Two SAE training runs with different random seeds produce different feature dictionaries. Two SAE architectures (TopK vs JumpReLU vs Matryoshka) produce different decompositions of the same activation distribution. The features are useful summaries of the activation space, not metaphysically real "atoms" of cognition. The metric Max Mean Cosine Similarity (MMCS) across runs measures dictionary stability and typically lands at 0.7-0.85 for L1 SAEs and 0.85-0.95 for TopK/JumpReLU on Gemma-scale models (Lieberum et al. 2024).

Watch Out

Overcomplete does not guarantee finding all features

An SAE with $M = 64 d$ does not necessarily find all features the network uses. It finds the $M$ directions that best explain the activation distribution under the architectural sparsity constraint. Rare features (active on $< 0.001\%$ of tokens) may be missed; concentrated features (a single direction explaining a lot of variance) may absorb related concepts; common features may split across dictionary elements. Increasing $M$ helps recall at the cost of feature splitting.

Watch Out

L0 sparsity is per-input, not per-feature

The standard sparsity metric $L_0 = \mathbb E_x [\| f(x) \|_0]$ counts how many features fire on the average input. A typical Gemma Scope SAE has $L_0 \approx 50$ out of $M = 65{,}536$ features ( $\sim 0.08\%$ ). This says nothing about which features tend to fire; some features may fire on $> 50\%$ of inputs (these are usually positional or role-encoding features and deserve separate attention), others may fire on $< 0.01\%$ (rare specialized concepts). The marginal feature firing rate is a separate diagnostic.

Watch Out

SAEs train per layer, not on the whole model

Each SAE is fit to one layer and one site (residual stream, MLP output, attention output). Different layers have different SAEs and different feature dictionaries. The same concept can appear at multiple layers with different feature directions; tracing a concept through the network requires cross-layer transcoders (Lindsey et al. 2024) or careful pairing of features across layers via causal probing.

Watch Out

Reconstruction R² is a necessary but insufficient metric

A high $R^2$ (say $> 0.95$ ) means the SAE preserves most of the activation, but it does not directly mean the features are interpretable or useful. Two SAEs with the same $R^2$ at the same $L_0$ can have very different feature qualities; the standard supplementary diagnostics are (1) autointerp score (use a strong LLM to label features and compute correctness), (2) probe transfer (do features predict downstream behaviors?), (3) causal effects under ablation, (4) MMCS across seeds. The community is still converging on a unified evaluation suite; SAE-Bench (2024) is one attempt.

Watch Out

SAE-based steering is not the only valid feature-causality test

"Adding the feature direction makes the model say bridge-related things" is a necessary condition for the feature to be causally meaningful, not a sufficient one. Spurious directions in activation space can also produce coherent steering effects without corresponding to interpretable features (Marks et al. 2024 on the steering vs probing gap). Strong evidence requires both behavioral steering and causal ablation effects, ideally with control comparisons against random or matched-norm directions.
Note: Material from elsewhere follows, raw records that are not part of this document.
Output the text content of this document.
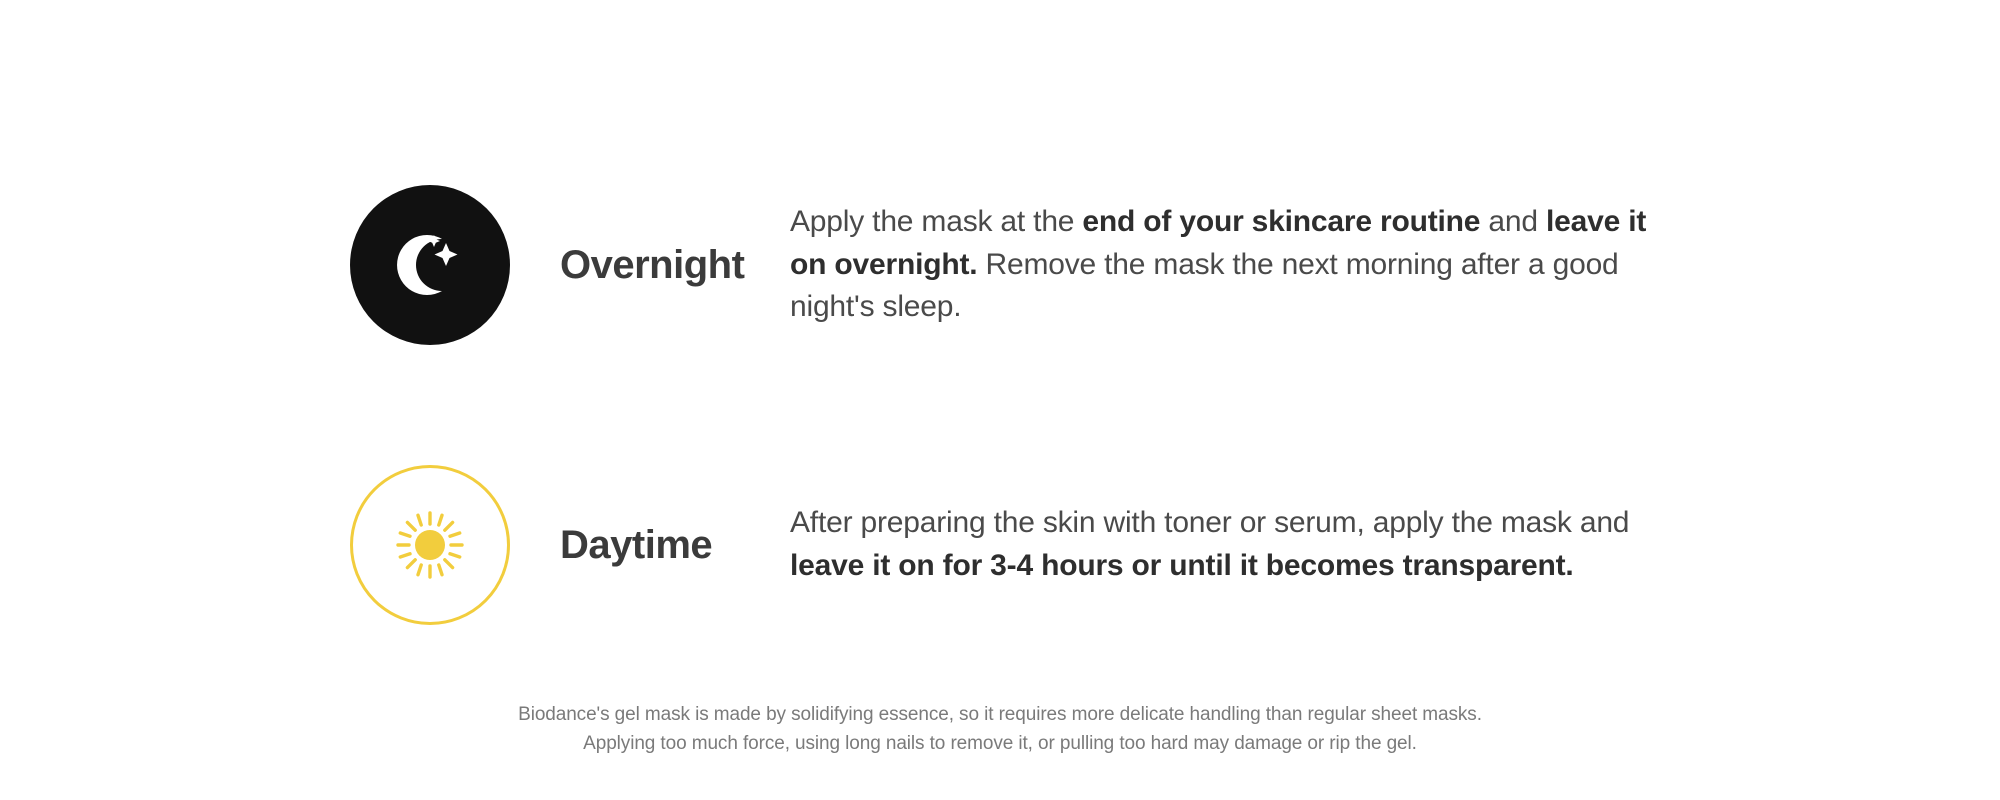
Overnight
Apply the mask at the end of your skincare routine and leave it on overnight. Remove the mask the next morning after a good night's sleep.
Daytime	After preparing the skin with toner or serum, apply the mask and leave it on for 3-4 hours or until it becomes transparent.
Biodance's gel mask is made by solidifying essence, so it requires more delicate handling than regular sheet masks.
Applying too much force, using long nails to remove it, or pulling too hard may damage or rip the gel.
Evaluation: How Do You Know an SAE Is Good?

The community has converged on a multi-axis evaluation that no single metric replaces:

Reconstruction quality. $R^2 = 1 - \mathbb E[\| x - g(f(x)) \|^2] / \mathbb E[\| x \|^2]$ . Modern SAEs target $R^2 > 0.85$ at the chosen sparsity level, with frontier-scale TopK SAEs hitting $0.95+$ (Gao et al. 2024).
Sparsity. $L_0 = \mathbb E_x \| f(x) \|_0$ . Typical operating points: 32-512 active features on a dictionary of $10^4$ - $10^7$ .
Downstream loss preservation. Substitute the SAE's reconstruction $\hat x = g(f(x))$ for the actual activation $x$ in the model's forward pass and measure the increase in cross-entropy loss. A "perfect" SAE has zero degradation; a typical SAE adds 0.05-0.2 nats per token.
Autointerp. Have a strong LLM (typically Claude or GPT-4) generate a natural-language description of each feature from its top-activating examples, then evaluate whether the description predicts activations on held-out examples. Modern SAEs score $\sim 0.7$ - $0.9$ on this test for the most-active features and worse for rare ones.
Feature stability across seeds. MMCS across two independent training runs.
Causal effects under ablation. Zero feature $j$ , measure behavioral change; compare to ablating a random direction with matched norm.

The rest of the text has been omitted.